The story presents well the extreme cruelty of the slavery on the island. It is easy to understand why it is the only nation that was founded due to slave rebellion. They had nothing to lose. Work was hard, food was scarce, and when the slaves died after a few years, new slaves from Africa replaced them. So the island was full of people who knew they have nothing to hope for but slow and cruel death, people who knew freedom and would do anything to gain it again.
Another issue in the book is the relationship between white man and black or mulatto women. It shows all kinds of these relationships, from forced rape, to open love and marriage, of shamed and hidden love, to cope with society rules and codes.
The book is also full of fascinating discussions about moral, slavery and the conflicts between the right thing to do and the circumstances forced by social and economical terms. Valmorain is not presented as a bad person, at least not at first, and it is fascinating to see how he surrenders to what everybody is saying and doing, silencing his conscious. In that the book is so relevant, and people like Valmorain can be found anywhere, with new issues replacing the slavery.

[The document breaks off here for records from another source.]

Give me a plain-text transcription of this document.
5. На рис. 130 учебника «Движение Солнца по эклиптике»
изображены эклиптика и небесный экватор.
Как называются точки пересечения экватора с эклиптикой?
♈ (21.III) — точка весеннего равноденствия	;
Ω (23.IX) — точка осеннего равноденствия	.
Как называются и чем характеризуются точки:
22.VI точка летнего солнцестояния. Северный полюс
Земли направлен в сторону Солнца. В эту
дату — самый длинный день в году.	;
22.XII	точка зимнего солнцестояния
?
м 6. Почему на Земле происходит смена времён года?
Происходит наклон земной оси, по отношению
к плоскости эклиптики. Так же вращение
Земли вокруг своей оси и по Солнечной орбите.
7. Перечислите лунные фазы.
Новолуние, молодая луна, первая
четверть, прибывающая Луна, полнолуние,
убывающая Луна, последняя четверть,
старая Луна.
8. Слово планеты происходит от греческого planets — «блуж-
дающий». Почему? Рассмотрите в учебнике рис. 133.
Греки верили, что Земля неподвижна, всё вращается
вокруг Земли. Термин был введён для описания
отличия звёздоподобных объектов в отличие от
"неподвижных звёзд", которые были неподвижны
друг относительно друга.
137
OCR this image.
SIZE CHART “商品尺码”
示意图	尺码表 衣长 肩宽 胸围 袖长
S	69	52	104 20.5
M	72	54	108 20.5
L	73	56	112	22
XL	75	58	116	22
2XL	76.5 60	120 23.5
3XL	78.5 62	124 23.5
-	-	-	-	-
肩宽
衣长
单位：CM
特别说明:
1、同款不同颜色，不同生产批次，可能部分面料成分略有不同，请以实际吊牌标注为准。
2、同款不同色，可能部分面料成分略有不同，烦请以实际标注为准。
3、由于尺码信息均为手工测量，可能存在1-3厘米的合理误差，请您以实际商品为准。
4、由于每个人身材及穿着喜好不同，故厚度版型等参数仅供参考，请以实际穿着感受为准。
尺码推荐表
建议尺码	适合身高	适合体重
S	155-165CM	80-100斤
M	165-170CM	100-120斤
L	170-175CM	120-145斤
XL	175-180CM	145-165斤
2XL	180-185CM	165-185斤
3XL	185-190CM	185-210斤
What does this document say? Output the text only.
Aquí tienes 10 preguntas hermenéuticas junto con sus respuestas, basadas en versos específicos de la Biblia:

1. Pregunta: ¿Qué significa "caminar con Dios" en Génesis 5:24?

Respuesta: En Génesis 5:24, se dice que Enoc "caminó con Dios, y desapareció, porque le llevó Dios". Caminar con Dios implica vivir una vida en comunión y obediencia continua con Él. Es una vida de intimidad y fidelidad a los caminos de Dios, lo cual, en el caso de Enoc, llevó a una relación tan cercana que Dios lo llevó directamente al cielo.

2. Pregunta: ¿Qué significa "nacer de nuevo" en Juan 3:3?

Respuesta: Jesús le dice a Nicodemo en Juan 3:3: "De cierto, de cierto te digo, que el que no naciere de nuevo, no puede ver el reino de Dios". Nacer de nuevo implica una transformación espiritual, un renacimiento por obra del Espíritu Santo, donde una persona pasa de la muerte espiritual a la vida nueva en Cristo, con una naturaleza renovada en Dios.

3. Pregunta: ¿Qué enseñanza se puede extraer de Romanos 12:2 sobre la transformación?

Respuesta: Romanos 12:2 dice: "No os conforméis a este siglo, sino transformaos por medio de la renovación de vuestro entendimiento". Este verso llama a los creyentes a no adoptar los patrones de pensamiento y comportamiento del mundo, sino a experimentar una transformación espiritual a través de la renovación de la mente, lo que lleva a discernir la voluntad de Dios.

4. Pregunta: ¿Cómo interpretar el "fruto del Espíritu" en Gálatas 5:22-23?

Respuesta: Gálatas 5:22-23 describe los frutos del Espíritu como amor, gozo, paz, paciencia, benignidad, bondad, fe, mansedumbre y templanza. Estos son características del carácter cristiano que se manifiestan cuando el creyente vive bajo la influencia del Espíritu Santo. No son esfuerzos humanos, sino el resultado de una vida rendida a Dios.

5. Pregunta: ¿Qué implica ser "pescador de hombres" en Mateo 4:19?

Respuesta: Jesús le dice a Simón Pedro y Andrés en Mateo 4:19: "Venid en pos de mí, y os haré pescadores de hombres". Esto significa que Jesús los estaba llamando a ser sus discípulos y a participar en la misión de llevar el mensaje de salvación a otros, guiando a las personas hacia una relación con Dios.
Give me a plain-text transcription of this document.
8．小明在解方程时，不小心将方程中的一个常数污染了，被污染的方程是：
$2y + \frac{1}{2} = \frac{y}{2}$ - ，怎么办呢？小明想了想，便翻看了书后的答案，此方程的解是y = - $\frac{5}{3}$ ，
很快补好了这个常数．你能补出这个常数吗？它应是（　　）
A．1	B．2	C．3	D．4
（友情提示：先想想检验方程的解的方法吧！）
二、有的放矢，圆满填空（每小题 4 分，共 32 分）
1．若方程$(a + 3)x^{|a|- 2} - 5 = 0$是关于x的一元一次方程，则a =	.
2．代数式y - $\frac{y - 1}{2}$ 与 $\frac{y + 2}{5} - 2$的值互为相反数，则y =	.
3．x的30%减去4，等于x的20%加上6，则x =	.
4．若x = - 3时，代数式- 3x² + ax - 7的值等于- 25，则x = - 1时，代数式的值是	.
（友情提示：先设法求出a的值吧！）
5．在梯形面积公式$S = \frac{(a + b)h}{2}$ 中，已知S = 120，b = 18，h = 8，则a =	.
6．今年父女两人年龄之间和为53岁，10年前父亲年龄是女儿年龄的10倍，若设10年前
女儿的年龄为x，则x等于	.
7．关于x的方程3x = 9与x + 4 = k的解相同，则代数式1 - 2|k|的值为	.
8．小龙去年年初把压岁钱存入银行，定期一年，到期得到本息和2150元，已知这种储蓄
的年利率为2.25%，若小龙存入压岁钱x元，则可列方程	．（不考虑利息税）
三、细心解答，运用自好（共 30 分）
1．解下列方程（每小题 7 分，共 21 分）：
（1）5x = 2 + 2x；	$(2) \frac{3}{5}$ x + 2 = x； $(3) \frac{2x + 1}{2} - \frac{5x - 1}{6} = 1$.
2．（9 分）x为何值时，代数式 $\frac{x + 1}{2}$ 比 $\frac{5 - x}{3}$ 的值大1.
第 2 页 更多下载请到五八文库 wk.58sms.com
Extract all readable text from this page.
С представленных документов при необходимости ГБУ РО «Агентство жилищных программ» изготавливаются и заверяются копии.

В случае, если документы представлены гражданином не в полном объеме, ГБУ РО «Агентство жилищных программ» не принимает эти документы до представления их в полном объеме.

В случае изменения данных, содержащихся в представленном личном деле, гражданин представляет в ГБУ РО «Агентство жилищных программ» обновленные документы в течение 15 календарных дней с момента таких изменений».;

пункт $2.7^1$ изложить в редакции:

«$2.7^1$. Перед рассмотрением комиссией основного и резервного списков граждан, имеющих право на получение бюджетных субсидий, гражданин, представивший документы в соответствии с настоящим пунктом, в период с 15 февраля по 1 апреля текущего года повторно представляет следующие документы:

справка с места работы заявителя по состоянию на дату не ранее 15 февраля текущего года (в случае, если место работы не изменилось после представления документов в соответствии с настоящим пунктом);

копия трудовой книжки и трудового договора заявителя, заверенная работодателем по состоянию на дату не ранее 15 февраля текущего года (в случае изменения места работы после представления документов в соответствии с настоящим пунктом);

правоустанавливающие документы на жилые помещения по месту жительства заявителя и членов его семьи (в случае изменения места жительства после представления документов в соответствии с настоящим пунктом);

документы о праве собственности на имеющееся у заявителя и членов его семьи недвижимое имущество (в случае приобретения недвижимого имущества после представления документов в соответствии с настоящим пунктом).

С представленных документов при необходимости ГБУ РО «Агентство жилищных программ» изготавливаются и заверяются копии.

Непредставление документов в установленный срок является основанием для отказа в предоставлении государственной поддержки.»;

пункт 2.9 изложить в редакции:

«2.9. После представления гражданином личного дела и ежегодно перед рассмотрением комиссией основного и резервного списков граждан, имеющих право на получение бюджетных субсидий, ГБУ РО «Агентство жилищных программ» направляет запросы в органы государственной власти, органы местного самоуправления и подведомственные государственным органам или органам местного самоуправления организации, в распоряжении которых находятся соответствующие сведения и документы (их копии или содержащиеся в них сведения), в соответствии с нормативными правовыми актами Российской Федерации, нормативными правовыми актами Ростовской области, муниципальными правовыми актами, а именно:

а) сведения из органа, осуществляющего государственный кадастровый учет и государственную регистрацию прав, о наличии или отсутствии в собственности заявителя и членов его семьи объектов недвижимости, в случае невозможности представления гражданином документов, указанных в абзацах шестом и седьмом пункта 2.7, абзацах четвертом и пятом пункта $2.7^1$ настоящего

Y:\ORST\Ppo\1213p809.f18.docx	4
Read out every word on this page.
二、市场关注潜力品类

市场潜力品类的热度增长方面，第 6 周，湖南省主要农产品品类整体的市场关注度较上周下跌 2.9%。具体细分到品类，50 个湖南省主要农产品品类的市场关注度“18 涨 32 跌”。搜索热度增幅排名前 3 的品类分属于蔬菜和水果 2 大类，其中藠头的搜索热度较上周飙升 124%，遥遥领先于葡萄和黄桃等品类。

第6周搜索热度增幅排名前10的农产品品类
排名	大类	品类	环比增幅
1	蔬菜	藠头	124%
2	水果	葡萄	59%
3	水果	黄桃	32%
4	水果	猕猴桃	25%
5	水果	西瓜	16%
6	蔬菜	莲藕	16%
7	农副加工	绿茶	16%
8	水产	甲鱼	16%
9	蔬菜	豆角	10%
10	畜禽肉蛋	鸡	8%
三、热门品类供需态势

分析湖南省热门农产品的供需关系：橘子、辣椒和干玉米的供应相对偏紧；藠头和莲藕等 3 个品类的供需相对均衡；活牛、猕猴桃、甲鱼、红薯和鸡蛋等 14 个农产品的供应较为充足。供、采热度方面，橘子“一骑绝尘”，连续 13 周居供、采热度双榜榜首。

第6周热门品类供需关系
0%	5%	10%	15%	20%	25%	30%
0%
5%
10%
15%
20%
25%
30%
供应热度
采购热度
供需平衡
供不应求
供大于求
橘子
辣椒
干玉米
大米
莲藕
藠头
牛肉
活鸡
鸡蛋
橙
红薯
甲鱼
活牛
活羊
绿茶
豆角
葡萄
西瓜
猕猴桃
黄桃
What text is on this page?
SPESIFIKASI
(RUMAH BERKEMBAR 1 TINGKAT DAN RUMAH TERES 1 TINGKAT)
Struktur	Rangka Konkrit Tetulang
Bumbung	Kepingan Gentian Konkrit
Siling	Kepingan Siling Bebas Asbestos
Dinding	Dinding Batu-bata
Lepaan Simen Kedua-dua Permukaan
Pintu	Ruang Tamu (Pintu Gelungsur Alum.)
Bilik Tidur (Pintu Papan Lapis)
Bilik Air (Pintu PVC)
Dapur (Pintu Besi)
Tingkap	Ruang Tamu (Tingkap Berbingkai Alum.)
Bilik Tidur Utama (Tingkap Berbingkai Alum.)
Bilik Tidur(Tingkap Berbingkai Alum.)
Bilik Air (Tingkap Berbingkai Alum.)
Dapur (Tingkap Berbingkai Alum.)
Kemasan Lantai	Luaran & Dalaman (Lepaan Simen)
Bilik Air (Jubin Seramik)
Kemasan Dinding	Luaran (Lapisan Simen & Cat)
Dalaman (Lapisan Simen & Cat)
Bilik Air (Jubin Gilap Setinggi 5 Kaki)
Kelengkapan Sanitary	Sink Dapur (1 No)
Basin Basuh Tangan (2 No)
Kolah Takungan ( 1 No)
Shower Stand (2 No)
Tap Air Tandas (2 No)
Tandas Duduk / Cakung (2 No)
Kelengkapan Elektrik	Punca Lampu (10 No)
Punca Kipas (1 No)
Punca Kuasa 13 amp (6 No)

I enjoyed the book in general. It brings to life a time in history I didn’t know much about, and it is fascinating at times, though to my taste it spreads along a too long period of time. I prefer books that focus on a relatively short period of time, enabling to get into the characters and the events, feeling the change and growth in the characters as they happen, instead of taking a distance while years go by and people change. But people who like family sagas that spread along many years will surely enjoy this book a lot.